"If we do our job well, they'll never want to move back on-premise." It's a bold statement of the kind you'll often hear from purebreed SaaS providers promoting what you might call the 'Switch to SaaS for Free' effect. But it was a surprise to hear it from the mouth of a Microsoft executive, even if it was a member of the vendor's Online Services team. The revelation came at a blogger roundtable held last November at the US launch of the services, which offer Microsoft-hosted Exchange, SharePoint and Live Meeting delivered over the Web for a monthly subscription.
Microsoft still remains true to its 'software-plus-services' strategy, pointing out that the online services support full-function Windows clients with the ability to work offline, and they integrate to on-premise directory servers and other IT assets. It sees its on-demand offerings working in harmony with on-premise software. In addition, the company's spokespeople are always at pains to emphasize that, unlike competitors, it lets its customers choose for themselves between on-premise servers and its hosted services (even though, as Forrester analysts have pointed out, Sharepoint Online is missing many of the collaboration capabilities of its on-premise equivalent).

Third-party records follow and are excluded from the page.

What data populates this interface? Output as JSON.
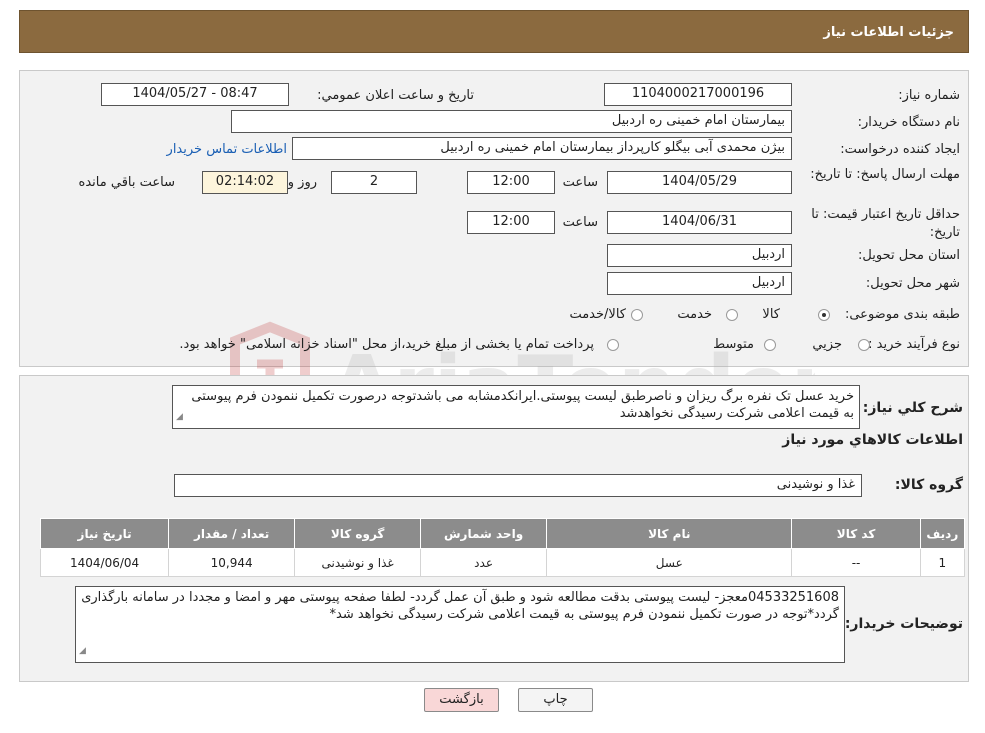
{
  "header": {
    "title": "جزئیات اطلاعات نیاز"
  },
  "labels": {
    "need_number": "شماره نیاز:",
    "announce_datetime": "تاریخ و ساعت اعلان عمومي:",
    "buyer_org": "نام دستگاه خریدار:",
    "requester": "ایجاد کننده درخواست:",
    "contact_link": "اطلاعات تماس خریدار",
    "reply_deadline": "مهلت ارسال پاسخ: تا تاریخ:",
    "time_word": "ساعت",
    "day_and": "روز و",
    "remaining": "ساعت باقي مانده",
    "price_validity": "حداقل تاریخ اعتبار قیمت: تا تاریخ:",
    "province": "استان محل تحویل:",
    "city": "شهر محل تحویل:",
    "category": "طبقه بندی موضوعی:",
    "purchase_type": "نوع فرآیند خرید :",
    "description": "شرح کلي نیاز:",
    "goods_info": "اطلاعات کالاهاي مورد نیاز",
    "goods_group": "گروه کالا:",
    "buyer_notes": "توضیحات خریدار:"
  },
  "values": {
    "need_number": "1104000217000196",
    "announce_datetime": "1404/05/27 - 08:47",
    "buyer_org": "بیمارستان امام خمینی  ره  اردبیل",
    "requester": "بیژن محمدی آبی بیگلو کارپرداز بیمارستان امام خمینی  ره  اردبیل",
    "reply_date": "1404/05/29",
    "reply_time": "12:00",
    "days": "2",
    "remaining_time": "02:14:02",
    "validity_date": "1404/06/31",
    "validity_time": "12:00",
    "province": "اردبیل",
    "city": "اردبیل",
    "goods_group": "غذا و نوشیدنی"
  },
  "category_options": [
    {
      "label": "کالا",
      "selected": true
    },
    {
      "label": "خدمت",
      "selected": false
    },
    {
      "label": "کالا/خدمت",
      "selected": false
    }
  ],
  "purchase_options": [
    {
      "label": "جزیي",
      "selected": false
    },
    {
      "label": "متوسط",
      "selected": false
    }
  ],
  "purchase_note": "پرداخت تمام یا بخشی از مبلغ خرید،از محل \"اسناد خزانه اسلامی\" خواهد بود.",
  "description_text": "خرید عسل تک نفره برگ ریزان و ناصرطبق لیست پیوستی.ایرانکدمشابه می باشدتوجه درصورت تکمیل ننمودن فرم پیوستی به قیمت اعلامی شرکت رسیدگی نخواهدشد",
  "table": {
    "headers": [
      "ردیف",
      "کد کالا",
      "نام کالا",
      "واحد شمارش",
      "گروه کالا",
      "تعداد / مقدار",
      "تاریخ نیاز"
    ],
    "rows": [
      [
        "1",
        "--",
        "عسل",
        "عدد",
        "غذا و نوشیدنی",
        "10,944",
        "1404/06/04"
      ]
    ]
  },
  "buyer_notes_text": "04533251608معجز- لیست پیوستی بدقت مطالعه شود و طبق آن عمل گردد- لطفا صفحه پیوستی مهر و امضا و مجددا در سامانه بارگذاری گردد*توجه در صورت تکمیل ننمودن فرم پیوستی به قیمت اعلامی شرکت رسیدگی نخواهد شد*",
  "buttons": {
    "print": "چاپ",
    "back": "بازگشت"
  },
  "watermark_text": "AriaTender.neT",
  "colors": {
    "header": "#8b6a3f",
    "back_button": "#f9d7d7",
    "link": "#1a5fb4"
  }
}
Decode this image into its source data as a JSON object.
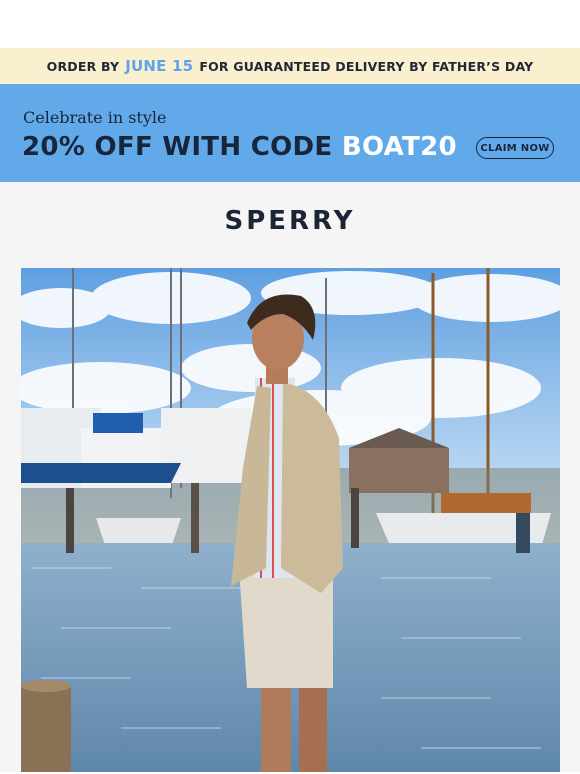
{
  "shipping_banner": {
    "prefix": "ORDER BY",
    "date": "JUNE 15",
    "suffix": "FOR GUARANTEED DELIVERY BY FATHER’S DAY"
  },
  "promo_banner": {
    "tagline": "Celebrate in style",
    "headline": "20% OFF WITH CODE",
    "code": "BOAT20",
    "cta_label": "CLAIM NOW"
  },
  "brand": {
    "logo_text": "SPERRY"
  },
  "colors": {
    "shipping_bg": "#faefcf",
    "promo_bg": "#62a9ea",
    "accent_blue": "#5fa4e8",
    "navy": "#17263a"
  }
}
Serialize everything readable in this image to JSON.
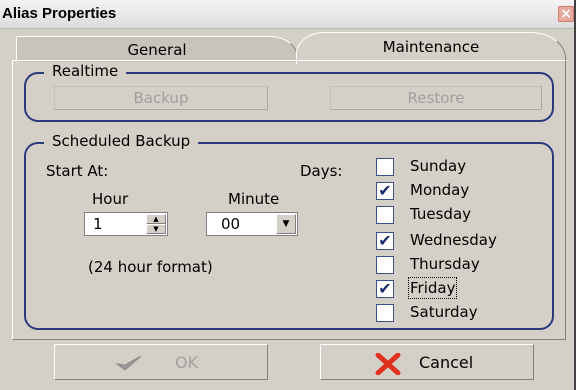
{
  "window": {
    "title": "Alias Properties",
    "close_glyph": "×"
  },
  "tabs": [
    {
      "label": "General",
      "selected": false
    },
    {
      "label": "Maintenance",
      "selected": true
    }
  ],
  "realtime": {
    "legend": "Realtime",
    "backup_label": "Backup",
    "restore_label": "Restore"
  },
  "scheduled": {
    "legend": "Scheduled Backup",
    "start_at_label": "Start At:",
    "hour_label": "Hour",
    "hour_value": "1",
    "minute_label": "Minute",
    "minute_value": "00",
    "format_note": "(24 hour format)",
    "days_label": "Days:",
    "days": [
      {
        "label": "Sunday",
        "checked": false
      },
      {
        "label": "Monday",
        "checked": true
      },
      {
        "label": "Tuesday",
        "checked": false
      },
      {
        "label": "Wednesday",
        "checked": true
      },
      {
        "label": "Thursday",
        "checked": false
      },
      {
        "label": "Friday",
        "checked": true,
        "focused": true
      },
      {
        "label": "Saturday",
        "checked": false
      }
    ]
  },
  "actions": {
    "ok_label": "OK",
    "ok_icon": "checkmark-icon",
    "ok_enabled": false,
    "cancel_label": "Cancel",
    "cancel_icon": "red-x-icon"
  },
  "colors": {
    "group_border": "#2a3a7a",
    "cancel_icon": "#e0301e",
    "ok_icon_disabled": "#9a9a9a"
  }
}
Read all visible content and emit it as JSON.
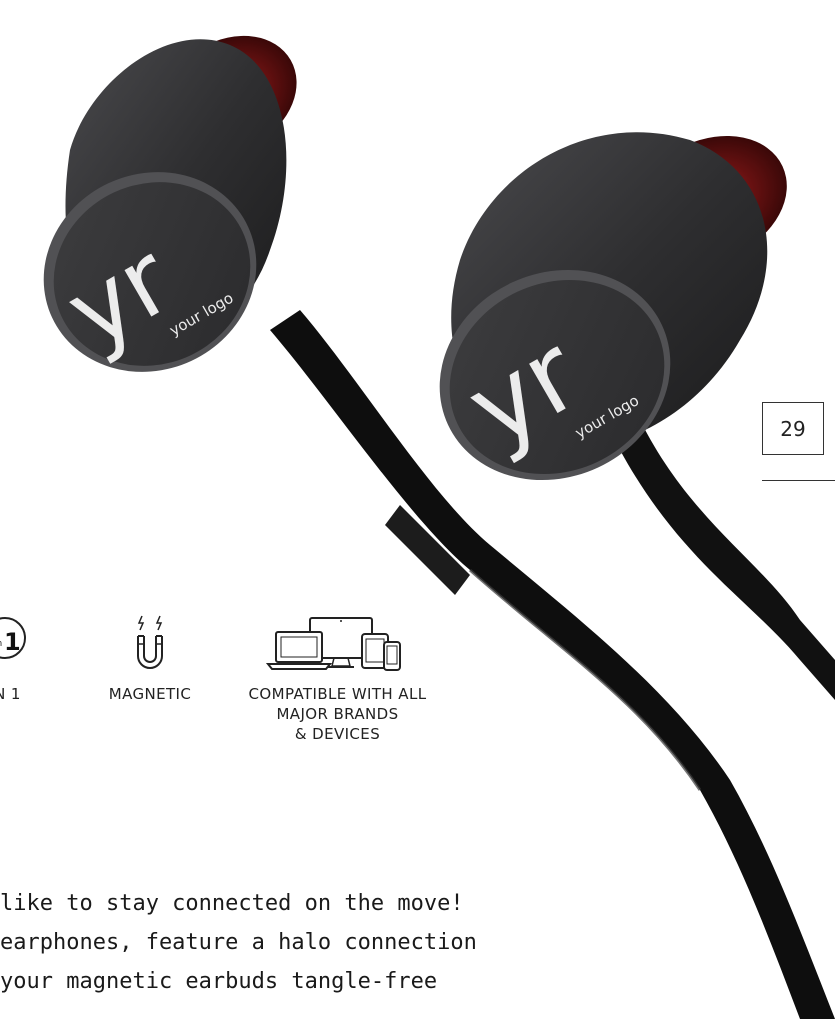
{
  "page": {
    "number": "29"
  },
  "product": {
    "logo_mark": "yr",
    "logo_caption": "your logo"
  },
  "features": [
    {
      "icon": "two-in-one-icon",
      "badge_small": "in",
      "badge_big": "1",
      "label": "N 1"
    },
    {
      "icon": "magnet-icon",
      "label": "MAGNETIC"
    },
    {
      "icon": "devices-icon",
      "label": "COMPATIBLE WITH ALL\nMAJOR BRANDS\n& DEVICES"
    }
  ],
  "description": {
    "lines": [
      " like to stay connected on the move!",
      "earphones, feature a halo connection",
      "your magnetic earbuds tangle-free"
    ]
  },
  "colors": {
    "earbud_body": "#2f2f31",
    "earbud_accent": "#7a1414",
    "cable": "#0d0d0d"
  }
}
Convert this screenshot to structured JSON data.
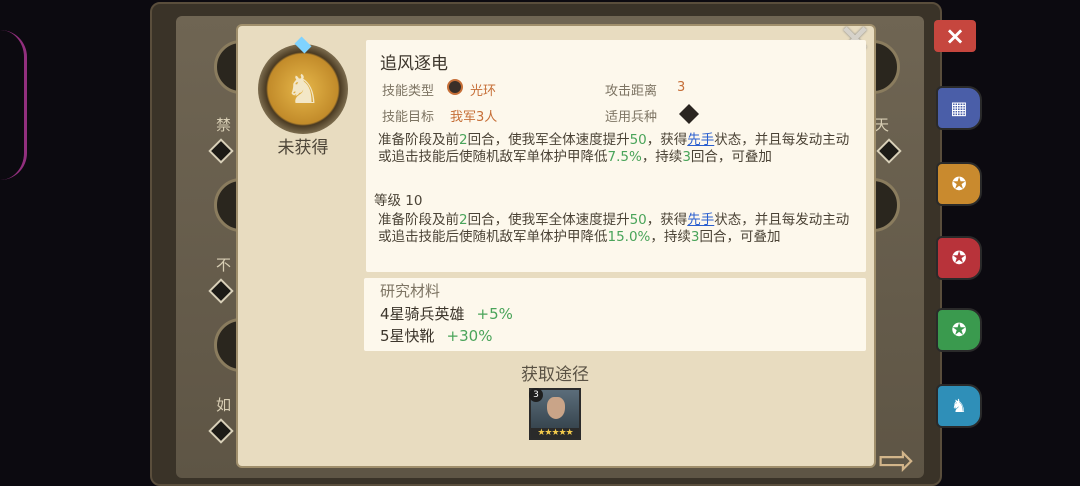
{
  "skill": {
    "name": "追风逐电",
    "status": "未获得",
    "type_label": "技能类型",
    "type_value": "光环",
    "target_label": "技能目标",
    "target_value": "我军3人",
    "range_label": "攻击距离",
    "range_value": "3",
    "unit_label": "适用兵种"
  },
  "desc_base": {
    "p1": "准备阶段及前",
    "n1": "2",
    "p2": "回合，使我军全体速度提升",
    "n2": "50",
    "p3": "，获得",
    "link": "先手",
    "p4": "状态，并且每发动主动或追击技能后使随机敌军单体护甲降低",
    "n3": "7.5%",
    "p5": "，持续",
    "n4": "3",
    "p6": "回合，可叠加"
  },
  "level_text": "等级 10",
  "desc_max": {
    "p1": "准备阶段及前",
    "n1": "2",
    "p2": "回合，使我军全体速度提升",
    "n2": "50",
    "p3": "，获得",
    "link": "先手",
    "p4": "状态，并且每发动主动或追击技能后使随机敌军单体护甲降低",
    "n3": "15.0%",
    "p5": "，持续",
    "n4": "3",
    "p6": "回合，可叠加"
  },
  "materials": {
    "title": "研究材料",
    "items": [
      {
        "name": "4星骑兵英雄",
        "bonus": "+5%"
      },
      {
        "name": "5星快靴",
        "bonus": "+30%"
      }
    ]
  },
  "acquire": {
    "title": "获取途径",
    "hero_badge": "3",
    "hero_stars": "★★★★★"
  },
  "background": {
    "left_labels": [
      "禁",
      "不",
      "如"
    ],
    "right_labels": [
      "天"
    ]
  },
  "colors": {
    "highlight": "#4aa45a",
    "value_orange": "#c66f38",
    "link": "#2a5fcf",
    "panel": "#fdf8ec",
    "card": "#e8dcc0"
  },
  "icons": {
    "close": "×",
    "next": "⇨",
    "horse": "♞"
  }
}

But in reality, the choice customers are making always seems to be in one direction. It's no wonder when you consider the financial advantages. Microsoft estimates that customers will save between ten and fifty percent by moving online (the higher figure comes into play when moving off 'legacy' platforms such as Exchange/SharePoint competitor Lotus Notes). They can make those savings without incurring any upfront infrastructure cost, since Microsoft as the service provider funds all that out of its own reserves. Those same upfront costs will surely act as a powerful deterrent to any organization that ever considers moving back on-premise, especially in the current economic climate.